In that dark sea of existential dread, I found an unlikely port of respite: the scientific worldview. As a child, I was bored by science—taught it poorly, perhaps, or simply too inattentive to grasp its beauty. But now, in the wake of unraveling faith, I was drawn to the wonder-filled humility and clarity of thinkers like Carl Sagan and Richard Dawkins. They spoke of the natural world with reverence and rigor, and it felt like a revelation of sorts. "There is grandeur in this view of life," Darwin had written—and they echoed that grandeur without dogma. Where once I had been offered confident, yet ambiguous answers by adults and figures of authority, I now found something far more liberating: a worldview in which "I don't know" was not a failure, but sometimes the most honest—and celebrated—response.
But one of the most profound teachings from this time came from the first pages of Unweaving the Rainbow—a book on how the scientific worldview can reveal the poetry of reality and still stir an appetite for wonder. Dawkins opens with:
"We are going to die, and that makes us the lucky ones. Most people are never going to die because they are never going to be born. The potential people who could have been here in my place but who will in fact never see the light of day outnumber the sand grains of Arabia. Certainly those unborn ghosts include greater poets than Keats, greater scientists than Newton. We know this because the set of possible people allowed by our DNA so massively outnumbers the set of actual people. In the teeth of these stupefying odds it is you and I, in our ordinariness, that are here."
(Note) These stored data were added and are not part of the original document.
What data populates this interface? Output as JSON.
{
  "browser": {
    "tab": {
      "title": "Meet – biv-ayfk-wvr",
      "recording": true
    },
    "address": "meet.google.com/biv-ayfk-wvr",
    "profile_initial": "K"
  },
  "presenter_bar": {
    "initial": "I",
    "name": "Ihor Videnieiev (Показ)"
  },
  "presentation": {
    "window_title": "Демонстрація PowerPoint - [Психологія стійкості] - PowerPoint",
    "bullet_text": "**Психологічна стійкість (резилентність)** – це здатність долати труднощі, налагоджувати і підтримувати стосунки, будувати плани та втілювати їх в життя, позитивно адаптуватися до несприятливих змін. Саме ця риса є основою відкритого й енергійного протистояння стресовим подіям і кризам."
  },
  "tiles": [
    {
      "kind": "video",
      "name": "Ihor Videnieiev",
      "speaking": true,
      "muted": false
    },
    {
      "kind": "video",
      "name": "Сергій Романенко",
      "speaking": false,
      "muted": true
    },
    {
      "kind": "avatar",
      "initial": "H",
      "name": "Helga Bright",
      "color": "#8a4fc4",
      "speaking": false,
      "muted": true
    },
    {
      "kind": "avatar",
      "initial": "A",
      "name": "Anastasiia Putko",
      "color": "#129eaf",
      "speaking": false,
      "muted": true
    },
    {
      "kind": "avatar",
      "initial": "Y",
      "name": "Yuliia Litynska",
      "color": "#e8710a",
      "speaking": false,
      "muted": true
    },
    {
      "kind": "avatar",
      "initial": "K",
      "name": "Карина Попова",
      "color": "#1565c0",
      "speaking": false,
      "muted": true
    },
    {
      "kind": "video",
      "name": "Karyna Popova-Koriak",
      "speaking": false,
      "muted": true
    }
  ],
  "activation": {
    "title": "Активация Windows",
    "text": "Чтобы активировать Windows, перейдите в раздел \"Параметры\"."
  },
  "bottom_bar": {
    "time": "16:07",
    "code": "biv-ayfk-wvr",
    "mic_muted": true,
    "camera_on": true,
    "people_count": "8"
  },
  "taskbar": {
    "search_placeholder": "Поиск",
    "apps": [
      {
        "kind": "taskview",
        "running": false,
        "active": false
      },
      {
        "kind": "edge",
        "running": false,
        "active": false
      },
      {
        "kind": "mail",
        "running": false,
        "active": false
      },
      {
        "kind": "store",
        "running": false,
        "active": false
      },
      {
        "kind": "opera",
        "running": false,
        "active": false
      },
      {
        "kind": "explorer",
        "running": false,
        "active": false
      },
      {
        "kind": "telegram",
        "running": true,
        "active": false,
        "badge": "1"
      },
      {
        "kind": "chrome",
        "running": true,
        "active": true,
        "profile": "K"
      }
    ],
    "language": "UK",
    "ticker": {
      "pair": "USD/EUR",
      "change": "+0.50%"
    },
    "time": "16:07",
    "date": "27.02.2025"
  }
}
These words did much to dampen my growing existential anxieties and filled me with the inspiration to - as he later writes: "...understand why our eyes are open, and why they see what they do, in the short time before they close forever."
So I carried forward my lifelong impulse to record and connect with the stories written on the faces of those around me, now coupled with a growing fascination with our shared evolutionary past. I believed that by piecing together the faces of those who came before us, I might uncover something essential—something universal—about what it means to be human. At that time, it felt to me like a finite life well spent.
The studio became a kind of sanctuary where time collapsed. As I shaped clay over the brow bone of a Neanderthal or sculpted the nostrils of a Paranthropus, I felt an intimacy with these long-gone individuals. Through my hands, it felt possible to ask the same questions I once posed while drawing the woman across from me on the train. Who was this person? What did they love? What made them laugh, or grieve? Did they, too, feel the weight of the unknown?
With each face I sculpted—whether of the living person before me or an ancestor known only through fossilized remains—I was ultimately asking the same question: What does it mean to be alive knowing we will die? In the absence of supernatural promises, how do we face the brevity of our existence? These questions became the current underlying all my work. In that creative space, I could trace the lineage of human awareness from its earliest glimmers to its present complexity. I hoped that by looking backward—deeply and carefully—I might illuminate the present. That by understanding our origins, I might better comprehend how to live with the knowledge of my own inevitable ending.
With this approach, the tempest of existential anxiety began to lose its fury. The waves calmed. My ship found equilibrium—for a time.